Nigeria Weekly Humanitarian Situation Report No. 17, 22-31 December 2016
159,819 children under 5 with severe acute malnutrition (SAM) have been admitted to therapeutic feeding programmes, with a recovery rate of 86 per cent.
In 2016, 4.2 million people were reached with primary health care services through UNICEF-supported Government-run health centres and clinics in both IDP camps and affected communities.
With UNICEF support, nearly 745,000 people have access to safe water. Over 1.1 million people have access to sanitation facilities as per agreed standards and more than one million people benefitted through hygiene promotion and distribution of hygiene kits/NFI.
In 2016, psychosocial support through Child Friendly Spaces (CFSs) and child clubs reached 185,839 children.
With UNICEF’s support, 106,882 children are accessing education through Temporary Learning Spaces and schools, and 187,142 children have benefitted from the provision of learning materials.
Situation Overview & Humanitarian Needs
The IOM Displacement Tracking Matrix (DTM) round XIII recorded trends of new displacement and significant return, with an overall three per cent decrease in IDPs in Adamawa, Bauchi, Borno, and Yobe states. Returns are mainly attributable to relative improvements in security combined with food shortages in IDP camps. Maiduguri Metropolitan Council (MMC), which still hosts the largest IDP population, saw almost 10% reduction in the number of IDPs who left to return to their LGA of origin, hereby registering an increase. The majority is not returning to their locality of origin but to the LGA headquarters instead, creating a situation of secondary displacement. In the frame of its scale-up intervention, UNICEF is continuing to respond to needs in the areas of return which require additional support and intensified humanitarian aid.

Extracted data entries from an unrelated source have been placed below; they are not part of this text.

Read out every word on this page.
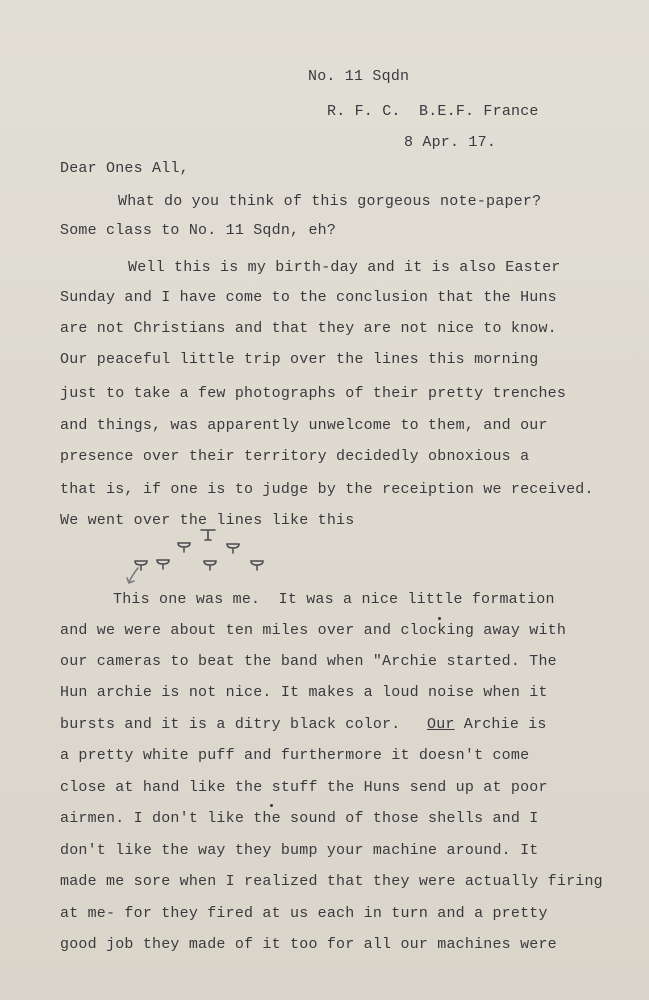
No. 11 Sqdn
R. F. C.  B.E.F. France
8 Apr. 17.
Dear Ones All,
What do you think of this gorgeous note-paper?
Some class to No. 11 Sqdn, eh?
Well this is my birth-day and it is also Easter
Sunday and I have come to the conclusion that the Huns
are not Christians and that they are not nice to know.
Our peaceful little trip over the lines this morning
just to take a few photographs of their pretty trenches
and things, was apparently unwelcome to them, and our
presence over their territory decidedly obnoxious a
that is, if one is to judge by the receiption we received.
We went over the lines like this
This one was me.  It was a nice little formation
and we were about ten miles over and clocking away with
our cameras to beat the band when "Archie started. The
Hun archie is not nice. It makes a loud noise when it
bursts and it is a ditry black color. Our Archie is
a pretty white puff and furthermore it doesn't come
close at hand like the stuff the Huns send up at poor
airmen. I don't like the sound of those shells and I
don't like the way they bump your machine around. It
made me sore when I realized that they were actually firing
at me- for they fired at us each in turn and a pretty
good job they made of it too for all our machines were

With 5.1 million people in IPC Phases 3 to 5 in parts of Borno, Adamawa and Yobe, the population facing severe food insecurity increased by 50 per cent since March 2016. Malnutrition rates remain high and children under five are most vulnerable. 400,000 children suffer from severe acute malnutrition and 75,000 are at risk of death. The number of children suffering from SAM is expected to rise to 450,000 in 2017 for those three states .
Reports from the LGA Education Authorities indicate that in out-laying wards of Pulka (Gwoza LGA) and Banki (Bama LGA), over 3,000 children lack adequate classrooms, learning materials and teaching staff. As a result of limited access to these locations and due to insecurity, little support has been provided so far. UNICEF Education conducted the first visit to Banki during this reporting period and assessed the situation. It was revealed that in these newly liberated areas, schools starts as and still are mere learning centres that provide non-formal kind of education which is offered by the military educators. With regard to other locations within LGA main towns, there is ever-growing numbers of IDP returnees thereby necessitating expansion of education services.
The upcoming Humanitarian Response Plan for 2017 will target 6.9 million people living in the three most affected states of Adamawa, Borno and Yobe, who require immediate life-saving assistance. Of these, 1.7 million are IDPs living in camps, informal settlements and host communities with 75,000 children at risk of severe acute malnutrition. In line with the 2017 Humanitarian Response Plan, UNICEF’s focus remains on these three states to provide critical life-saving humanitarian assistance to nearly four million people in Nutrition, Health, WASH, Child Protection and Education sectors.